Ryde’s chart continues to show encouraging signs of stabilisation after its October volatility spike. Price action over the past weeks has been consolidating tightly above a well-defined support band around $0.43–0.45, and this zone has repeatedly proven its strength. Each pullback into this region has been absorbed quickly, suggesting that buyers are still defending the base.
The candle structure also reflects a healthy digestion phase rather than distribution.

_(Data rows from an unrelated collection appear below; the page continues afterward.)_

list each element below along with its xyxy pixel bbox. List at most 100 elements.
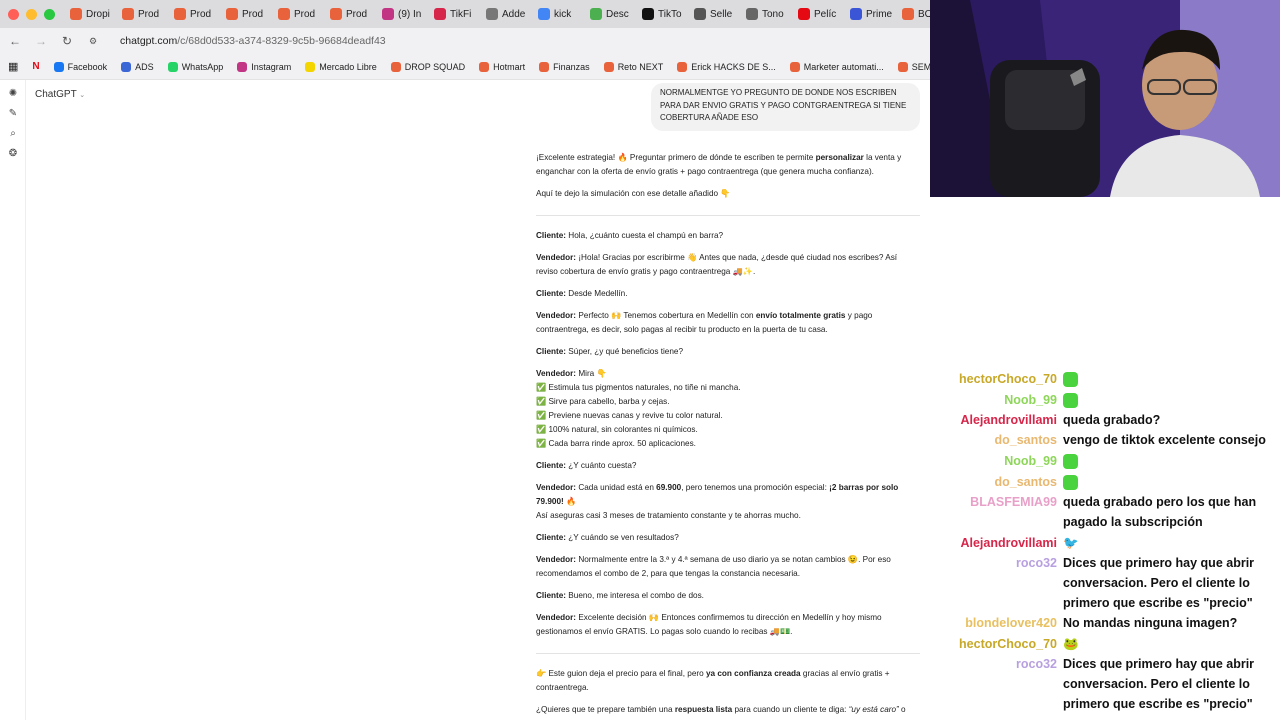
bookmark-label: SEMINARIOS ONLI...	[911, 61, 930, 72]
chat-message: BLASFEMIA99 queda grabado pero los que ha…	[930, 492, 1280, 532]
forward-arrow-icon[interactable]: →	[34, 34, 48, 48]
bookmark-item[interactable]: DROP SQUAD	[390, 61, 466, 72]
close-window-button[interactable]	[8, 8, 19, 20]
bookmark-item[interactable]: Erick HACKS DE S...	[677, 61, 776, 72]
window-controls	[8, 8, 55, 20]
chatgpt-app: ✺ ✎ ⌕ ❂ ChatGPT ⌄ NORMALMENTGE YO PREGUN…	[0, 80, 930, 720]
browser-tab[interactable]: Prod	[171, 3, 223, 25]
browser-tab[interactable]: Selle	[691, 3, 743, 25]
netflix-icon[interactable]: N	[32, 61, 39, 72]
maximize-window-button[interactable]	[44, 8, 55, 20]
bookmark-favicon-icon	[121, 61, 132, 72]
benefit-item: ✅ Previene nuevas canas y revive tu colo…	[536, 411, 723, 420]
url-field[interactable]: chatgpt.com/c/68d0d533-a374-8329-9c5b-96…	[120, 35, 386, 47]
back-arrow-icon[interactable]: ←	[8, 34, 22, 48]
new-chat-icon[interactable]: ✎	[7, 108, 19, 120]
browser-tab[interactable]: Prod	[119, 3, 171, 25]
chat-username[interactable]: do_santos	[930, 472, 1063, 492]
tab-favicon-icon	[538, 8, 550, 20]
model-selector[interactable]: ChatGPT ⌄	[35, 89, 85, 100]
tab-favicon-icon	[590, 8, 602, 20]
bookmark-item[interactable]: SEMINARIOS ONLI...	[897, 61, 930, 72]
dialog-line: Cliente: ¿Y cuándo se ven resultados?	[536, 533, 679, 542]
bookmark-label: Facebook	[67, 61, 108, 72]
browser-tab[interactable]: TikFi	[431, 3, 483, 25]
chat-username[interactable]: roco32	[930, 553, 1063, 613]
chat-message-text	[1063, 472, 1268, 492]
chat-message-text: 🐸	[1063, 637, 1079, 651]
tab-favicon-icon	[278, 8, 290, 20]
bookmark-item[interactable]: Hotmart	[479, 61, 525, 72]
tab-label: Selle	[710, 8, 733, 20]
dialog-line: Vendedor: Excelente decisión 🙌 Entonces …	[536, 613, 882, 636]
browser-tab[interactable]: TikTo	[639, 3, 691, 25]
browser-tab[interactable]: Pelíc	[795, 3, 847, 25]
chat-message-text: vengo de tiktok excelente consejo	[1063, 433, 1266, 447]
chat-username[interactable]: hectorChoco_70	[930, 369, 1063, 389]
tab-label: TikTo	[658, 8, 682, 20]
model-label: ChatGPT	[35, 89, 77, 100]
webcam-overlay	[930, 0, 1280, 197]
chat-message: do_santos	[930, 472, 1280, 492]
chat-username[interactable]: BLASFEMIA99	[930, 492, 1063, 532]
chat-message-text: No mandas ninguna imagen?	[1063, 616, 1238, 630]
bookmark-label: DROP SQUAD	[404, 61, 466, 72]
reload-icon[interactable]: ↻	[60, 34, 74, 48]
browser-tab[interactable]: BOR	[899, 3, 930, 25]
openai-logo-icon[interactable]: ✺	[7, 88, 19, 100]
chat-message: Alejandrovillami queda grabado?	[930, 410, 1280, 430]
bookmark-favicon-icon	[603, 61, 614, 72]
bookmark-item[interactable]: ADS	[121, 61, 154, 72]
url-path: /c/68d0d533-a374-8329-9c5b-96684deadf43	[177, 35, 386, 47]
chat-username[interactable]: Alejandrovillami	[930, 533, 1063, 553]
bookmark-item[interactable]: WhatsApp	[167, 61, 223, 72]
chat-username[interactable]: hectorChoco_70	[930, 634, 1063, 654]
apps-grid-icon[interactable]: ▦	[8, 60, 18, 73]
search-icon[interactable]: ⌕	[7, 128, 19, 140]
browser-tab[interactable]: Tono	[743, 3, 795, 25]
chat-message: roco32 Dices que primero hay que abrir co…	[930, 553, 1280, 613]
bookmark-item[interactable]: Reto NEXT	[603, 61, 663, 72]
chat-message: do_santos vengo de tiktok excelente conse…	[930, 430, 1280, 450]
bookmark-favicon-icon	[167, 61, 178, 72]
browser-tab[interactable]: (9) In	[379, 3, 431, 25]
browser-tab[interactable]: kick	[535, 3, 587, 25]
chat-username[interactable]: roco32	[930, 654, 1063, 714]
url-domain: chatgpt.com	[120, 35, 178, 47]
tab-favicon-icon	[174, 8, 186, 20]
site-info-icon[interactable]: ⚙	[86, 36, 100, 47]
browser-tab[interactable]: Prime	[847, 3, 899, 25]
chevron-down-icon: ⌄	[79, 92, 86, 99]
reply-intro-1: ¡Excelente estrategia! 🔥 Preguntar prime…	[536, 153, 902, 176]
bookmark-item[interactable]: Finanzas	[539, 61, 590, 72]
browser-tab[interactable]: Desc	[587, 3, 639, 25]
bookmark-favicon-icon	[305, 61, 316, 72]
chat-username[interactable]: blondelover420	[930, 613, 1063, 633]
chat-username[interactable]: Noob_99	[930, 451, 1063, 471]
browser-tab[interactable]: Prod	[327, 3, 379, 25]
browser-tab[interactable]: Dropi	[67, 3, 119, 25]
bookmark-item[interactable]: Facebook	[53, 61, 108, 72]
browser-tab[interactable]: Adde	[483, 3, 535, 25]
library-icon[interactable]: ❂	[7, 148, 19, 160]
browser-tab[interactable]: Prod	[275, 3, 327, 25]
chat-username[interactable]: Noob_99	[930, 390, 1063, 410]
webcam-scene	[930, 0, 1280, 197]
minimize-window-button[interactable]	[26, 8, 37, 20]
dialog-line: Cliente: Hola, ¿cuánto cuesta el champú …	[536, 231, 724, 240]
chat-message-text: queda grabado pero los que han pagado la…	[1063, 495, 1257, 529]
chat-message-text: Dices que primero hay que abrir conversa…	[1063, 556, 1255, 610]
bookmark-item[interactable]: Mercado Libre	[305, 61, 377, 72]
chat-message-text: 🐦	[1063, 536, 1079, 550]
chat-username[interactable]: Alejandrovillami	[930, 410, 1063, 430]
dialog-line: Cliente: Súper, ¿y qué beneficios tiene?	[536, 347, 684, 356]
tab-label: Prod	[190, 8, 212, 20]
chat-message-text	[1063, 390, 1268, 410]
browser-tab[interactable]: Prod	[223, 3, 275, 25]
bookmark-item[interactable]: Marketer automati...	[789, 61, 884, 72]
chat-username[interactable]: do_santos	[930, 430, 1063, 450]
tab-favicon-icon	[642, 8, 654, 20]
chat-message: blondelover420 No mandas ninguna imagen?	[930, 613, 1280, 633]
bookmark-item[interactable]: Instagram	[237, 61, 291, 72]
tab-favicon-icon	[746, 8, 758, 20]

Sellers have failed to push the price back into the deeper support zones seen in July–September, and price continues to hover near the mid-range of the October breakout.
The most notable bullish signal comes from the lower panel:
The red accumulation bars have been steadily rising since early October, showing sustained interest from buyers even as volume cooled from the initial spike.
The blue moving-average line beneath the histogram now shows accumulation stabilising at a higher plateau compared to the pre-October period.
This shift indicates that the market is no longer in a low-participation drift; instead, stronger hands appear to be slowly accumulating on dips.
On the upside, the stock continues to face overhead resistance around $0.52–0.56, with the broader supply zone around $0.60–0.65 still intact from the previous rally.
However, the current tight coil between support and resistance often precedes a directional expansion. If accumulation continues at this pace and price holds above the support band, Ryde has a reasonable setup to retest the upper resistance cluster.
In short, Ryde is displaying the classic structure of a stock forming a solid base after a volatility expansion, backed by visible accumulation. If buyers maintain control of the $0.43–0.45 floor, the chart remains tilted towards a constructive bias.